Stanya Kahn 03.23.10
AUTHOR: MICOL HEBRON 03.13.10-04.24.10 Susanne Vielmetter Los Angeles Projects
Stanya Kahn’s first solo exhibition at this gallery features three thirty- to forty-minute videos that smack of YouTube vernacular: handheld camera; on-camera mic; footage of friends, family, and little kids playing piano. Closer observation reveals masterful application of Eisensteinian editing, with meticulously choreographed sound tracks and threads of epistemological ruminations that indicate a philosophical conscientiousness that’s often overlooked in conversations about Kahn’s work. Each video canvasses the concerns and coping mechanisms of a contemporary subject who is forging her way through a world in crisis. Before you roll your eyes at the apparent pedantry of it all, consider that each work is peppered with slyly subversive jokes––about butts, blondes, and sex––as well as remarkable personal stories and an impressive stream of eclectic facts about animals, ecology, and health. Kahn’s characters are contemporary flaneurs, and each is steadfast on a physical or linguistic dérive that takes the viewer through narratives of mortality, trauma, family, and the ethics of civic and ecological responsibility.

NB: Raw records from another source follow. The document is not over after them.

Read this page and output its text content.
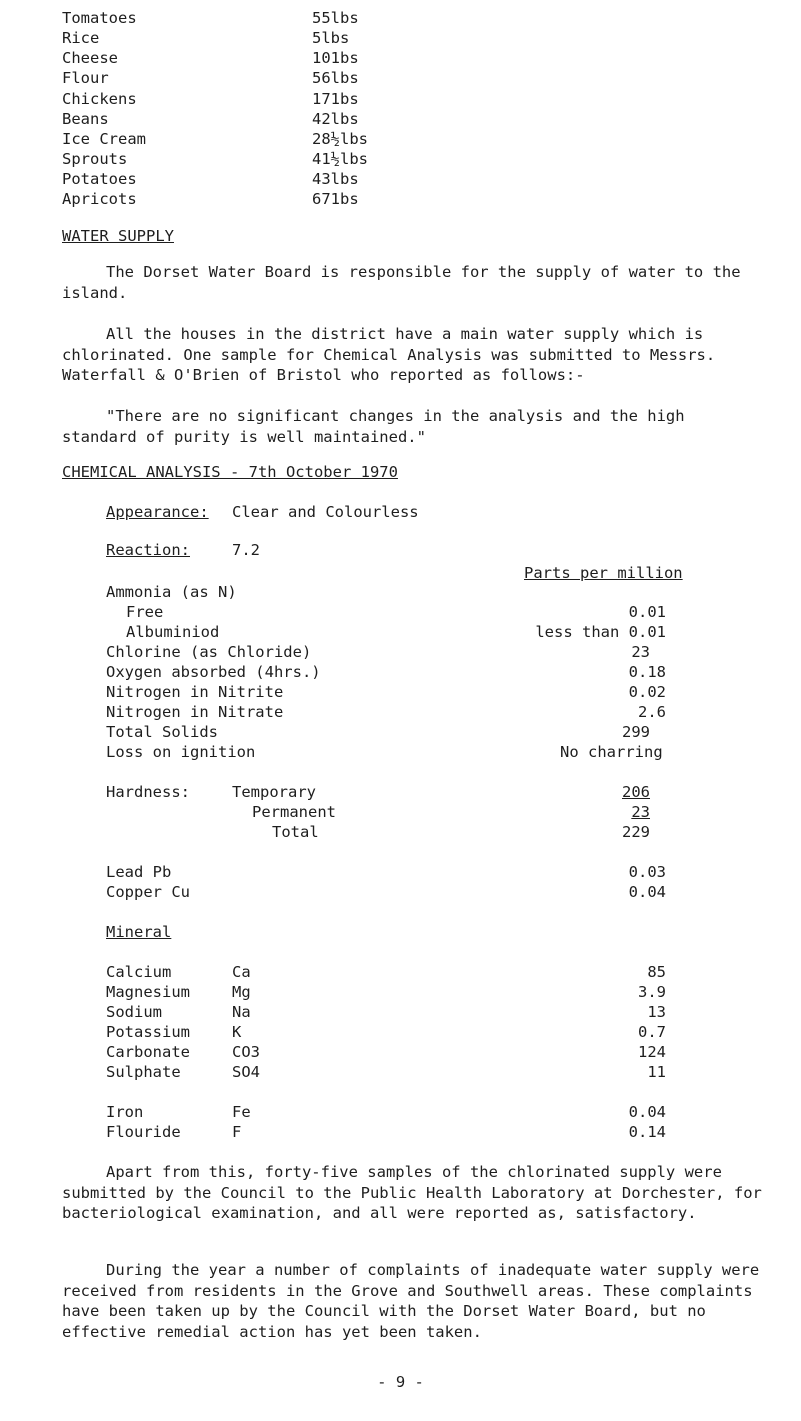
Tomatoes	55lbs
Rice	5lbs
Cheese	101bs
Flour	56lbs
Chickens	171bs
Beans	42lbs
Ice Cream	28½lbs
Sprouts	41½lbs
Potatoes	43lbs
Apricots	671bs
WATER SUPPLY

The Dorset Water Board is responsible for the supply of water to the island.

All the houses in the district have a main water supply which is chlorinated. One sample for Chemical Analysis was submitted to Messrs. Waterfall & O'Brien of Bristol who reported as follows:-

"There are no significant changes in the analysis and the high standard of purity is well maintained."

CHEMICAL ANALYSIS - 7th October 1970
Appearance: Clear and Colourless
Reaction:	7.2
Parts per million
Ammonia (as N)
Free	0.01
Albuminiod	less than 0.01
Chlorine (as Chloride)	23
Oxygen absorbed (4hrs.)	0.18
Nitrogen in Nitrite	0.02
Nitrogen in Nitrate	2.6
Total Solids	299
Loss on ignition	No charring
Hardness:	Temporary	206
Permanent	23
Total	229
Lead Pb	0.03
Copper Cu	0.04
Mineral
Calcium	Ca	85
Magnesium	Mg	3.9
Sodium	Na	13
Potassium	K	0.7
Carbonate	CO3	124
Sulphate	SO4	11
Iron	Fe	0.04
Flouride	F	0.14

Apart from this, forty-five samples of the chlorinated supply were submitted by the Council to the Public Health Laboratory at Dorchester, for bacteriological examination, and all were reported as, satisfactory.

During the year a number of complaints of inadequate water supply were received from residents in the Grove and Southwell areas. These complaints have been taken up by the Council with the Dorset Water Board, but no effective remedial action has yet been taken.

- 9 -
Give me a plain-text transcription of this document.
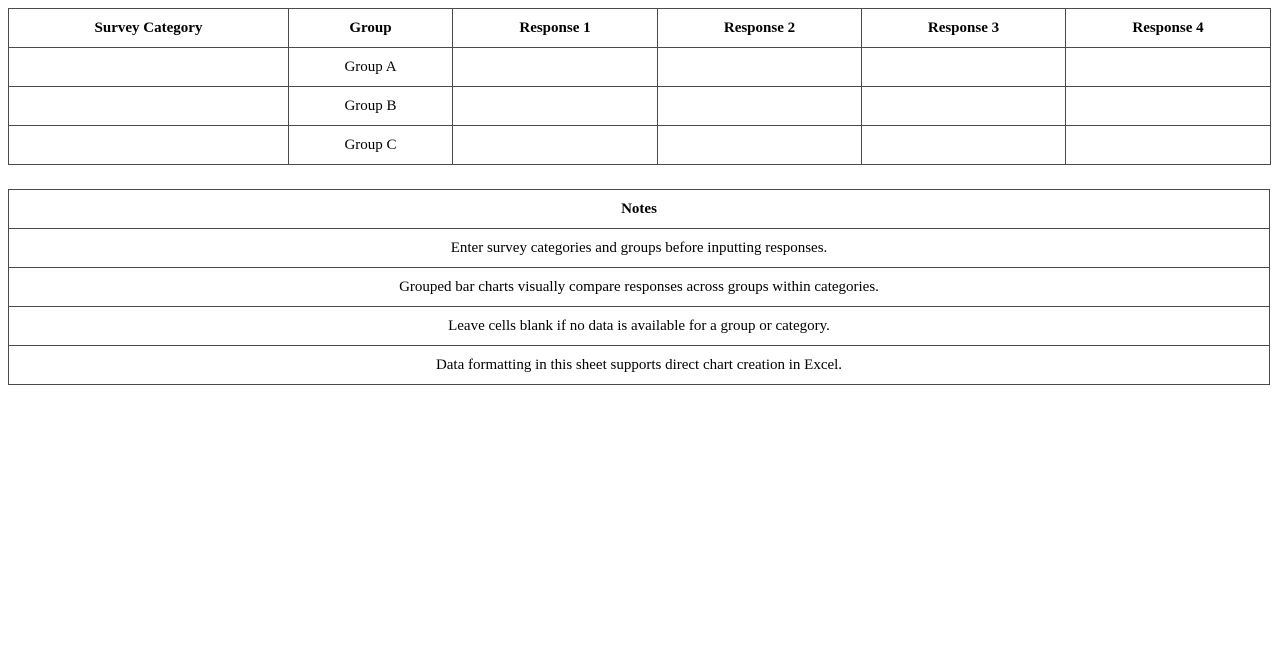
Survey Category	Group	Response 1	Response 2	Response 3	Response 4
	Group A				
	Group B				
	Group C				
Notes
Enter survey categories and groups before inputting responses.
Grouped bar charts visually compare responses across groups within categories.
Leave cells blank if no data is available for a group or category.
Data formatting in this sheet supports direct chart creation in Excel.
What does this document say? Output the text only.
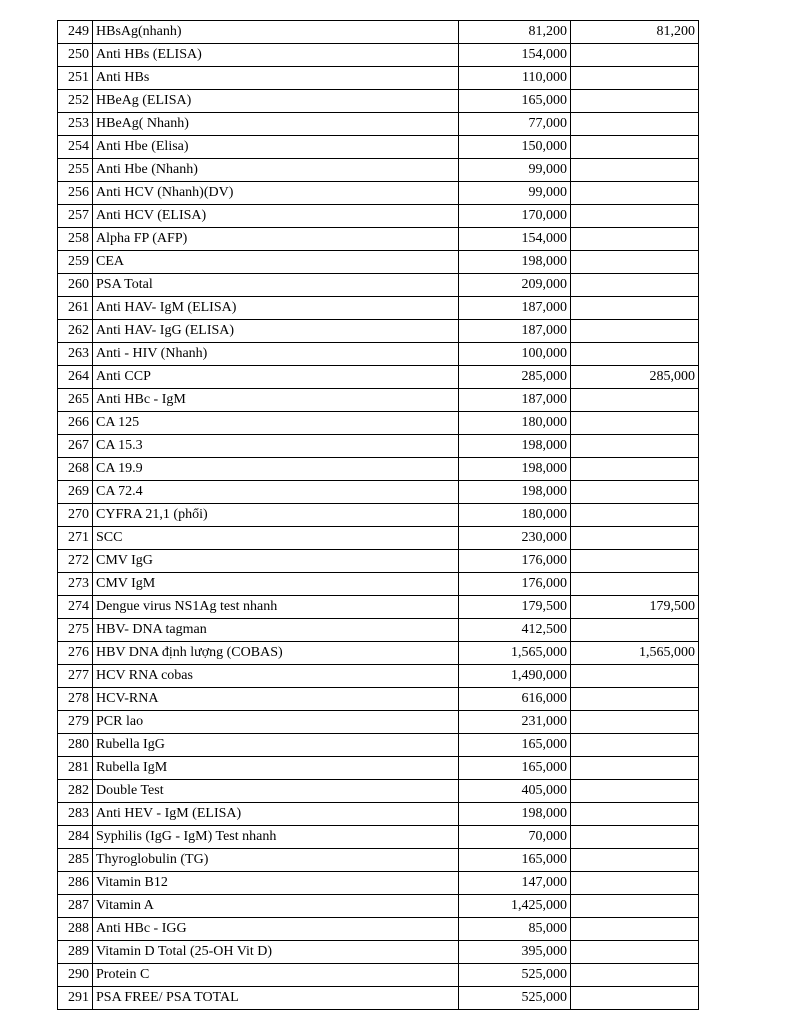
249	HBsAg(nhanh)	81,200	81,200
250	Anti HBs (ELISA)	154,000	
251	Anti HBs	110,000	
252	HBeAg (ELISA)	165,000	
253	HBeAg( Nhanh)	77,000	
254	Anti Hbe (Elisa)	150,000	
255	Anti Hbe (Nhanh)	99,000	
256	Anti HCV (Nhanh)(DV)	99,000	
257	Anti HCV (ELISA)	170,000	
258	Alpha FP (AFP)	154,000	
259	CEA	198,000	
260	PSA Total	209,000	
261	Anti HAV- IgM (ELISA)	187,000	
262	Anti HAV- IgG (ELISA)	187,000	
263	Anti - HIV (Nhanh)	100,000	
264	Anti CCP	285,000	285,000
265	Anti HBc - IgM	187,000	
266	CA 125	180,000	
267	CA 15.3	198,000	
268	CA 19.9	198,000	
269	CA 72.4	198,000	
270	CYFRA 21,1 (phổi)	180,000	
271	SCC	230,000	
272	CMV IgG	176,000	
273	CMV IgM	176,000	
274	Dengue virus NS1Ag test nhanh	179,500	179,500
275	HBV- DNA tagman	412,500	
276	HBV DNA định lượng (COBAS)	1,565,000	1,565,000
277	HCV RNA cobas	1,490,000	
278	HCV-RNA	616,000	
279	PCR lao	231,000	
280	Rubella IgG	165,000	
281	Rubella IgM	165,000	
282	Double Test	405,000	
283	Anti HEV - IgM (ELISA)	198,000	
284	Syphilis (IgG - IgM) Test nhanh	70,000	
285	Thyroglobulin (TG)	165,000	
286	Vitamin B12	147,000	
287	Vitamin A	1,425,000	
288	Anti HBc - IGG	85,000	
289	Vitamin D Total (25-OH Vit D)	395,000	
290	Protein C	525,000	
291	PSA FREE/ PSA TOTAL	525,000	
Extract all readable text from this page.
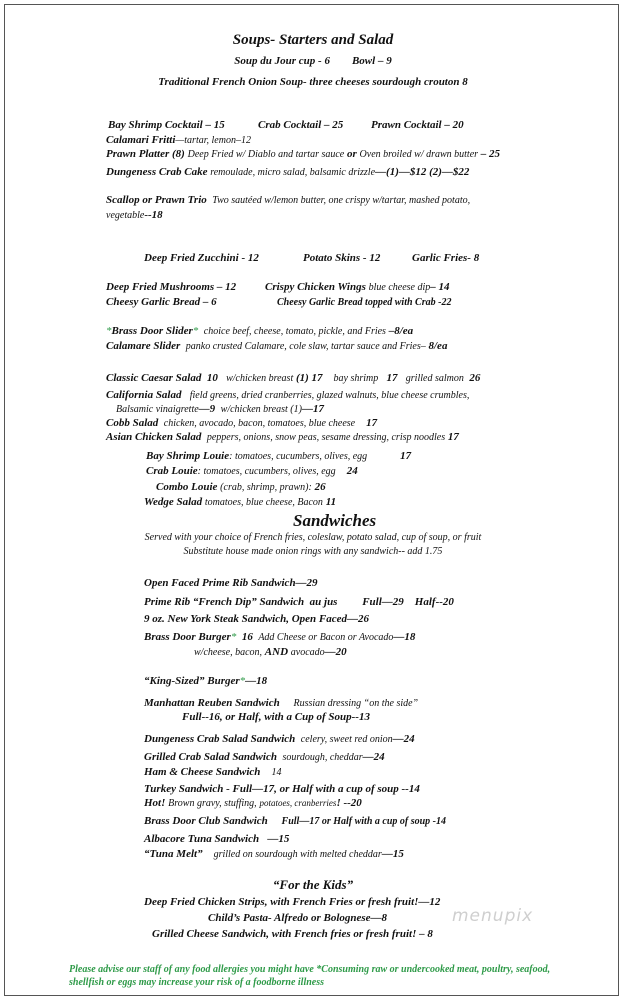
Soups- Starters and Salad
Soup du Jour cup - 6 Bowl – 9
Traditional French Onion Soup- three cheeses sourdough crouton 8
Bay Shrimp Cocktail – 15	Crab Cocktail – 25	Prawn Cocktail – 20
Calamari Fritti—tartar, lemon–12
Prawn Platter (8) Deep Fried w/ Diablo and tartar sauce or Oven broiled w/ drawn butter – 25
Dungeness Crab Cake remoulade, micro salad, balsamic drizzle—(1)—$12 (2)—$22
Scallop or Prawn Trio Two sautéed w/lemon butter, one crispy w/tartar, mashed potato,
vegetable--18
Deep Fried Zucchini - 12	Potato Skins - 12	Garlic Fries- 8
Deep Fried Mushrooms – 12	Crispy Chicken Wings blue cheese dip– 14
Cheesy Garlic Bread – 6	Cheesy Garlic Bread topped with Crab -22
*Brass Door Slider* choice beef, cheese, tomato, pickle, and Fries –8/ea
Calamare Slider panko crusted Calamare, cole slaw, tartar sauce and Fries– 8/ea
Classic Caesar Salad 10 w/chicken breast (1) 17 bay shrimp 17 grilled salmon 26
California Salad field greens, dried cranberries, glazed walnuts, blue cheese crumbles,
Balsamic vinaigrette—9 w/chicken breast (1)—17
Cobb Salad chicken, avocado, bacon, tomatoes, blue cheese 17
Asian Chicken Salad peppers, onions, snow peas, sesame dressing, crisp noodles 17
Bay Shrimp Louie: tomatoes, cucumbers, olives, egg	17
Crab Louie: tomatoes, cucumbers, olives, egg 24
Combo Louie (crab, shrimp, prawn): 26
Wedge Salad tomatoes, blue cheese, Bacon 11
Sandwiches
Served with your choice of French fries, coleslaw, potato salad, cup of soup, or fruit
Substitute house made onion rings with any sandwich-- add 1.75
Open Faced Prime Rib Sandwich—29
Prime Rib “French Dip” Sandwich au jus Full—29 Half--20
9 oz. New York Steak Sandwich, Open Faced—26
Brass Door Burger* 16 Add Cheese or Bacon or Avocado—18
w/cheese, bacon, AND avocado—20
“King-Sized” Burger*—18
Manhattan Reuben Sandwich Russian dressing “on the side”
Full--16, or Half, with a Cup of Soup--13
Dungeness Crab Salad Sandwich celery, sweet red onion—24
Grilled Crab Salad Sandwich sourdough, cheddar—24
Ham & Cheese Sandwich 14
Turkey Sandwich - Full—17, or Half with a cup of soup --14
Hot! Brown gravy, stuffing, potatoes, cranberries! --20
Brass Door Club Sandwich Full—17 or Half with a cup of soup -14
Albacore Tuna Sandwich —15
“Tuna Melt” grilled on sourdough with melted cheddar—15
“For the Kids”
Deep Fried Chicken Strips, with French Fries or fresh fruit!—12
Child’s Pasta- Alfredo or Bolognese—8
Grilled Cheese Sandwich, with French fries or fresh fruit! – 8
menupix
Please advise our staff of any food allergies you might have *Consuming raw or undercooked meat, poultry, seafood,
shellfish or eggs may increase your risk of a foodborne illness
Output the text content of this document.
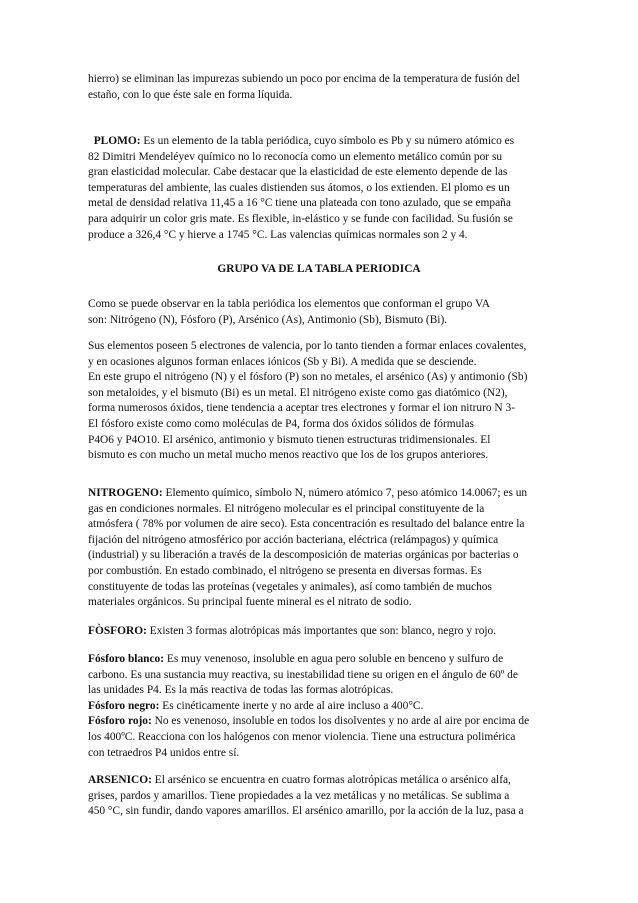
hierro) se eliminan las impurezas subiendo un poco por encima de la temperatura de fusión del
estaño, con lo que éste sale en forma líquida.

PLOMO: Es un elemento de la tabla periódica, cuyo símbolo es Pb y su número atómico es
82 Dimitri Mendeléyev químico no lo reconocía como un elemento metálico común por su
gran elasticidad molecular. Cabe destacar que la elasticidad de este elemento depende de las
temperaturas del ambiente, las cuales distienden sus átomos, o los extienden. El plomo es un
metal de densidad relativa 11,45 a 16 °C tiene una plateada con tono azulado, que se empaña
para adquirir un color gris mate. Es flexible, in-elástico y se funde con facilidad. Su fusión se
produce a 326,4 °C y hierve a 1745 °C. Las valencias químicas normales son 2 y 4.

GRUPO VA DE LA TABLA PERIODICA

Como se puede observar en la tabla periódica los elementos que conforman el grupo VA
son: Nitrógeno (N), Fósforo (P), Arsénico (As), Antimonio (Sb), Bismuto (Bi).

Sus elementos poseen 5 electrones de valencia, por lo tanto tienden a formar enlaces covalentes,
y en ocasiones algunos forman enlaces iónicos (Sb y Bi). A medida que se desciende.
En este grupo el nitrógeno (N) y el fósforo (P) son no metales, el arsénico (As) y antimonio (Sb)
son metaloides, y el bismuto (Bi) es un metal. El nitrógeno existe como gas diatómico (N2),
forma numerosos óxidos, tiene tendencia a aceptar tres electrones y formar el ion nitruro N 3-
El fósforo existe como como moléculas de P4, forma dos óxidos sólidos de fórmulas
P4O6 y P4O10. El arsénico, antimonio y bismuto tienen estructuras tridimensionales. El
bismuto es con mucho un metal mucho menos reactivo que los de los grupos anteriores.

NITROGENO: Elemento químico, símbolo N, número atómico 7, peso atómico 14.0067; es un
gas en condiciones normales. El nitrógeno molecular es el principal constituyente de la
atmósfera ( 78% por volumen de aire seco). Esta concentración es resultado del balance entre la
fijación del nitrógeno atmosférico por acción bacteriana, eléctrica (relámpagos) y química
(industrial) y su liberación a través de la descomposición de materias orgánicas por bacterias o
por combustión. En estado combinado, el nitrógeno se presenta en diversas formas. Es
constituyente de todas las proteínas (vegetales y animales), así como también de muchos
materiales orgánicos. Su principal fuente mineral es el nitrato de sodio.

FÒSFORO: Existen 3 formas alotrópicas más importantes que son: blanco, negro y rojo.

Fósforo blanco: Es muy venenoso, insoluble en agua pero soluble en benceno y sulfuro de
carbono. Es una sustancia muy reactiva, su inestabilidad tiene su origen en el ángulo de 60º de
las unidades P4. Es la más reactiva de todas las formas alotrópicas.
Fósforo negro: Es cinéticamente inerte y no arde al aire incluso a 400°C.
Fósforo rojo: No es venenoso, insoluble en todos los disolventes y no arde al aire por encima de
los 400ºC. Reacciona con los halógenos con menor violencia. Tiene una estructura polimérica
con tetraedros P4 unidos entre sí.

ARSENICO: El arsénico se encuentra en cuatro formas alotrópicas metálica o arsénico alfa,
grises, pardos y amarillos. Tiene propiedades a la vez metálicas y no metálicas. Se sublima a
450 °C, sin fundir, dando vapores amarillos. El arsénico amarillo, por la acción de la luz, pasa a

In Sandra, 2009, Kahn’s seventy-year-old mother matter-of-factly discusses her own funeral arrangements, her views on the (im)pertinence of religion and politics, her tenure as a shipyard worker, and the lowbrow criminal exploits of an ex. In Kathy, 2009, Kahn’s close friend contemplates her own motherhood, a recent C-section, fantasies of her narcissistic mother’s death, and the gut-wrenching tribulations of the victims whom she treats as a therapist. Kahn fuses the gritty realities of these two videos into an even grittier fiction in It’s Cool, I’m Good, 2010. Here she physically embodies the elements of abjection and wisdom foretold by the women close to her. Bandaged and bloodied from an unnamed accident, a metaphor for the Sisyphean baggage we all carry with us, the artist ambles through the seductively apocalyptic landscapes of Southern California. She deftly uses humor and language to disarm, navigate, and give form to the yarns we construct to tackle the human condition.